Datum: 03.12.2018 – 09.12.2018 | Ort: Merida

Stress in der Schule

Der Montag beginnt mit einem kleinen Schock. Wir bekommen eine neue Lehrerin. Außerdem wird unsere Klasse ein bisschen größer. Richard, der Kanadier hat uns verlassen. Dafür kommen Dirk, ein weiterer Niederländer, der mit seiner Freundin, dem Hund und dem Wohnmobil unterwegs ist dazu. Außerdem Sabin, eine gemütlich aussehende kanadische Rentnerin, die gerne strickt und schon mehr Länder bereist hat, als der Rest von uns zusammen.

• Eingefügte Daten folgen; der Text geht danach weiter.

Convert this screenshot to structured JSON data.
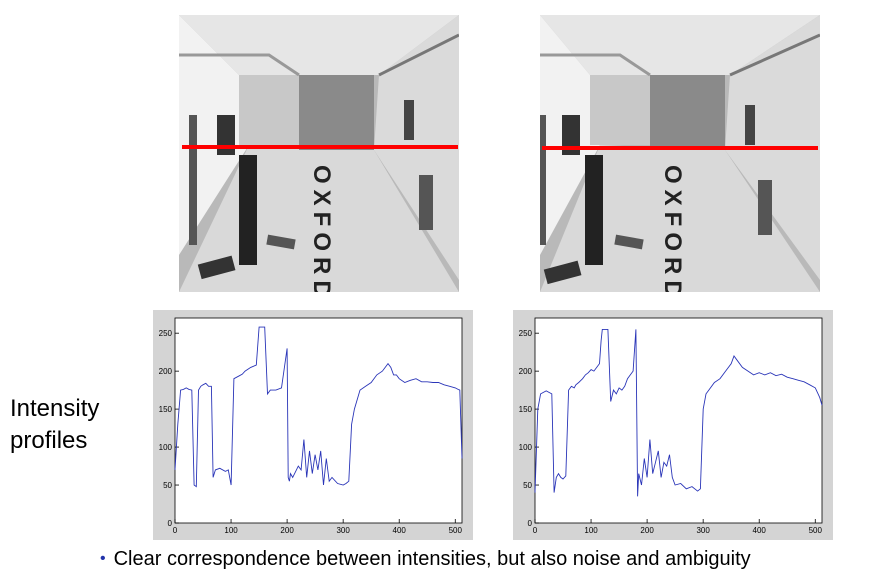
{
  "images": {
    "left": {
      "floor_lettering": "OXFORD"
    },
    "right": {
      "floor_lettering": "OXFORD"
    },
    "scanline_color": "#ff0000"
  },
  "side_label": {
    "line1": "Intensity",
    "line2": "profiles"
  },
  "caption": {
    "bullet": "•",
    "text": "Clear correspondence between intensities, but also noise and ambiguity"
  },
  "chart_data": [
    {
      "type": "line",
      "title": "",
      "xlabel": "",
      "ylabel": "",
      "xlim": [
        0,
        512
      ],
      "ylim": [
        0,
        270
      ],
      "xticks": [
        0,
        100,
        200,
        300,
        400,
        500
      ],
      "yticks": [
        0,
        50,
        100,
        150,
        200,
        250
      ],
      "grid": false,
      "line_color": "#2a35b8",
      "x": [
        0,
        5,
        10,
        15,
        20,
        25,
        30,
        34,
        38,
        42,
        46,
        50,
        55,
        60,
        65,
        68,
        72,
        80,
        90,
        95,
        100,
        105,
        110,
        115,
        120,
        125,
        135,
        145,
        150,
        155,
        160,
        165,
        170,
        180,
        190,
        200,
        202,
        204,
        206,
        210,
        220,
        225,
        230,
        235,
        240,
        245,
        250,
        255,
        260,
        265,
        270,
        275,
        280,
        290,
        300,
        305,
        310,
        315,
        320,
        330,
        340,
        350,
        360,
        370,
        375,
        380,
        385,
        390,
        395,
        400,
        410,
        420,
        430,
        440,
        450,
        460,
        470,
        480,
        490,
        500,
        505,
        508,
        512
      ],
      "values": [
        70,
        130,
        175,
        176,
        178,
        176,
        175,
        50,
        48,
        175,
        180,
        182,
        184,
        180,
        180,
        60,
        70,
        72,
        68,
        70,
        50,
        190,
        192,
        194,
        196,
        200,
        205,
        208,
        258,
        258,
        258,
        170,
        175,
        175,
        178,
        230,
        60,
        55,
        65,
        60,
        75,
        70,
        110,
        60,
        95,
        65,
        90,
        70,
        95,
        50,
        85,
        55,
        60,
        52,
        50,
        52,
        55,
        130,
        150,
        175,
        180,
        185,
        195,
        200,
        205,
        210,
        205,
        195,
        195,
        190,
        185,
        188,
        190,
        186,
        186,
        185,
        185,
        182,
        180,
        178,
        176,
        175,
        85
      ]
    },
    {
      "type": "line",
      "title": "",
      "xlabel": "",
      "ylabel": "",
      "xlim": [
        0,
        512
      ],
      "ylim": [
        0,
        270
      ],
      "xticks": [
        0,
        100,
        200,
        300,
        400,
        500
      ],
      "yticks": [
        0,
        50,
        100,
        150,
        200,
        250
      ],
      "grid": false,
      "line_color": "#2a35b8",
      "x": [
        0,
        5,
        10,
        15,
        20,
        25,
        30,
        34,
        38,
        42,
        46,
        50,
        55,
        60,
        65,
        70,
        73,
        78,
        85,
        90,
        95,
        100,
        105,
        110,
        115,
        118,
        120,
        125,
        130,
        135,
        140,
        145,
        150,
        155,
        160,
        165,
        170,
        175,
        180,
        183,
        185,
        190,
        195,
        200,
        205,
        210,
        215,
        220,
        225,
        230,
        235,
        240,
        245,
        250,
        260,
        270,
        280,
        290,
        295,
        300,
        305,
        310,
        320,
        330,
        340,
        350,
        355,
        360,
        370,
        380,
        390,
        400,
        410,
        420,
        430,
        440,
        450,
        460,
        470,
        480,
        490,
        500,
        505,
        508,
        512
      ],
      "values": [
        40,
        150,
        170,
        172,
        174,
        172,
        170,
        40,
        60,
        65,
        60,
        58,
        62,
        175,
        180,
        178,
        182,
        185,
        190,
        195,
        198,
        202,
        200,
        205,
        210,
        240,
        255,
        255,
        255,
        160,
        175,
        170,
        178,
        175,
        180,
        190,
        195,
        200,
        255,
        35,
        65,
        50,
        85,
        60,
        110,
        65,
        80,
        95,
        60,
        80,
        75,
        90,
        60,
        50,
        52,
        45,
        48,
        42,
        45,
        150,
        170,
        175,
        185,
        190,
        200,
        210,
        220,
        215,
        205,
        200,
        195,
        198,
        195,
        198,
        194,
        196,
        192,
        190,
        188,
        186,
        182,
        178,
        170,
        165,
        155
      ]
    }
  ]
}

Sandra unsere neue Lehrerin ist aus Spanien, sehr nett und hochmotiviert. Sie macht an einem Tag so viel Stoff wie Miguel an drei. Wäre es meine erste Woche Spanisch, wäre ich sehr begeistert. Es ist allerdings unsere vierte und wir sind beide komplett überfordert mit der Informationsflut. Dienstag nach dem Unterricht gehen wir zur Schulleitung und erklären, dass wir früher aufhören. Sie sind nicht gerade begeistert, aber lassen uns aus Kulanz früher aufhören.

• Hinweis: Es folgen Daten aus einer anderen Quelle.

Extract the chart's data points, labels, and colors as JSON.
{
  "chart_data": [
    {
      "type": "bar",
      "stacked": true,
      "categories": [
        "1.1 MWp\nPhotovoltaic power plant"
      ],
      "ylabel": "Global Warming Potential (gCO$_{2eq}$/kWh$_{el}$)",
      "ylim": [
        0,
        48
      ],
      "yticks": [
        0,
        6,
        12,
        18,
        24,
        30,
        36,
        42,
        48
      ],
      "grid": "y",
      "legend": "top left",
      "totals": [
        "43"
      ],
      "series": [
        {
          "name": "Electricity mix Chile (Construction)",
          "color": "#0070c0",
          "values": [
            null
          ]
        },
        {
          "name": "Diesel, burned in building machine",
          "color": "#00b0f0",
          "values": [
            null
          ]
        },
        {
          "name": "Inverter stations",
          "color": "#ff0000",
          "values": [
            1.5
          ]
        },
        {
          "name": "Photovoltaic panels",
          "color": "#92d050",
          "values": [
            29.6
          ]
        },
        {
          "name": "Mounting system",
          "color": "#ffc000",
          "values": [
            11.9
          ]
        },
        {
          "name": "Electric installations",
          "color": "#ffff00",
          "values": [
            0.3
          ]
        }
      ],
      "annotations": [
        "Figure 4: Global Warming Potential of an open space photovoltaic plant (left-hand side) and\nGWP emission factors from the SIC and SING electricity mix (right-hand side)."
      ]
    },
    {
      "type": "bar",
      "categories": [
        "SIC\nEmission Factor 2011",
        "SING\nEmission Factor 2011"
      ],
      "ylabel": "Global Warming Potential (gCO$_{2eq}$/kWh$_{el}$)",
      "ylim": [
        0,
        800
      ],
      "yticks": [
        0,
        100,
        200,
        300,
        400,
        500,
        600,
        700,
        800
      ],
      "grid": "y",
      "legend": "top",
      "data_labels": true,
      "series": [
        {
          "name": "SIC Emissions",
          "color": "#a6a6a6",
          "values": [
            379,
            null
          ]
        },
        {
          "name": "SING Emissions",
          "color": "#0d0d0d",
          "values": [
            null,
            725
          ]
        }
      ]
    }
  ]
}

Die Restliche Woche hängen wir etwas in den Seilen. Unsere Tagesstruktur fehlt und wir wissen nicht recht etwas mit der neu gewonnenen Zeit anzufangen.

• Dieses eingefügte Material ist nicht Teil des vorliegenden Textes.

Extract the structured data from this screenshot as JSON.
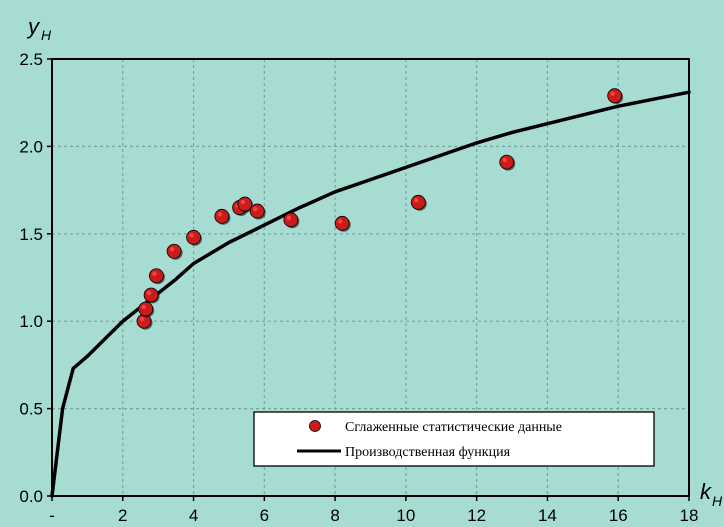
{
  "chart_data": {
    "type": "scatter",
    "x_axis": {
      "symbol": "k",
      "subscript": "Н",
      "range": [
        0,
        18
      ],
      "ticks": [
        0,
        2,
        4,
        6,
        8,
        10,
        12,
        14,
        16,
        18
      ],
      "tick_labels": [
        "-",
        "2",
        "4",
        "6",
        "8",
        "10",
        "12",
        "14",
        "16",
        "18"
      ]
    },
    "y_axis": {
      "symbol": "y",
      "subscript": "Н",
      "range": [
        0,
        2.5
      ],
      "ticks": [
        0,
        0.5,
        1,
        1.5,
        2,
        2.5
      ],
      "tick_labels": [
        "0.0",
        "0.5",
        "1.0",
        "1.5",
        "2.0",
        "2.5"
      ]
    },
    "grid": true,
    "legend_position": "bottom-right",
    "series": [
      {
        "name": "Сглаженные статистические данные",
        "kind": "scatter",
        "color": "#cc1b1b",
        "points": [
          [
            2.6,
            1.0
          ],
          [
            2.65,
            1.07
          ],
          [
            2.8,
            1.15
          ],
          [
            2.95,
            1.26
          ],
          [
            3.45,
            1.4
          ],
          [
            4.0,
            1.48
          ],
          [
            4.8,
            1.6
          ],
          [
            5.3,
            1.65
          ],
          [
            5.45,
            1.67
          ],
          [
            5.8,
            1.63
          ],
          [
            6.75,
            1.58
          ],
          [
            8.2,
            1.56
          ],
          [
            10.35,
            1.68
          ],
          [
            12.85,
            1.91
          ],
          [
            15.9,
            2.29
          ]
        ]
      },
      {
        "name": "Производственная функция",
        "kind": "line",
        "color": "#000000",
        "points": [
          [
            0.0,
            0.0
          ],
          [
            0.3,
            0.5
          ],
          [
            0.6,
            0.73
          ],
          [
            1.0,
            0.8
          ],
          [
            1.5,
            0.9
          ],
          [
            2.0,
            1.0
          ],
          [
            2.5,
            1.08
          ],
          [
            3.0,
            1.16
          ],
          [
            3.5,
            1.24
          ],
          [
            4.0,
            1.33
          ],
          [
            5.0,
            1.45
          ],
          [
            6.0,
            1.55
          ],
          [
            7.0,
            1.65
          ],
          [
            8.0,
            1.74
          ],
          [
            9.0,
            1.81
          ],
          [
            10.0,
            1.88
          ],
          [
            11.0,
            1.95
          ],
          [
            12.0,
            2.02
          ],
          [
            13.0,
            2.08
          ],
          [
            14.0,
            2.13
          ],
          [
            15.0,
            2.18
          ],
          [
            16.0,
            2.23
          ],
          [
            17.0,
            2.27
          ],
          [
            18.0,
            2.31
          ]
        ]
      }
    ]
  },
  "colors": {
    "background": "#a7dcd2",
    "grid": "#7ba39b",
    "axes": "#000000",
    "marker": "#cc1b1b",
    "marker_highlight": "#ff5a4a",
    "legend_background": "#ffffff"
  }
}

Mittwoch Abend kommt und Jannis, der Niederländer, mit seiner Freundin, die in Merida gerade ein Auslandssemester macht, besuchen. Es ist ein netter Abend.
Freitag schauen wir nochmals in der Schule vorbei um uns zu verabschieden. Das Essen im Restaurant ist gut, aber wir kommen uns ein wenig komisch vor hier. Man merkt einfach, dass wir nicht mehr dazugehören.

Highligts in Merida

Am Freitag Abend sind wie in der Stadt. Kurz vor halb neun kommen wir an der Kathedrale vorbei. Zahlreiche Leute stehen davor und Starren die Kirche an. Wir stellen uns neugierig dazu. Dann beginnt eine Lasershow an der Kirchenmauer. Die ganze Kirche wird als Projektionsfläche genutzt, dazu gibt es laute Musik und eine Sprecher erzählt etwas über die Stadtgeschichte. Es sieht ziemlich cool aus. Dieses Spektakel findet wohl jeden Freitag statt.

Ballspiel

Normalerweise findet jeden Freitag Abend ein Maya-Ballspiel vor der Kathedrale statt

Samstags ist normalerweise ein Maya Ballspiel vor der Kirche. Diesen Samstag allerdings nicht, denn ist die “la noche blanca”. Es gibt einen Nachtmarkt, unzählige Fressbuden und der zentrale Platz von Merida wird schön mit weißen Lichterketten verhangen. Außerdem wurde die Krippe inzwischen aufgestellt. Einer ihrer zentralen Bestandteile ist eine Brücke aus Plastik und die Menschen stehen an, um einmal über diese Brücke laufen zu können.

Ein Politiker kommt ganz in weiß gekleidet umringt von weiß gekleideten Personen aus dem Rathaus, läuft quer über den Platz zu einer Bühne und erzählt dann stundenlang irgendetwas. Als er bei uns in der Nähe vorbei läuft, beschimpft ihn ein alter zahnloser Mann laut als Ratte. Der beliebteste scheint er wohl nicht zu sein.

In der Stadt ist heute alles komplett überlaufen. Wir hören einige Zeit einer Reggaeband zu, schauen uns eine Studenten-Tanzaufführung in der Universität an und laufen einmal durch eines der Gebäude am Rande des Plaza Grande. Dann flüchten wir.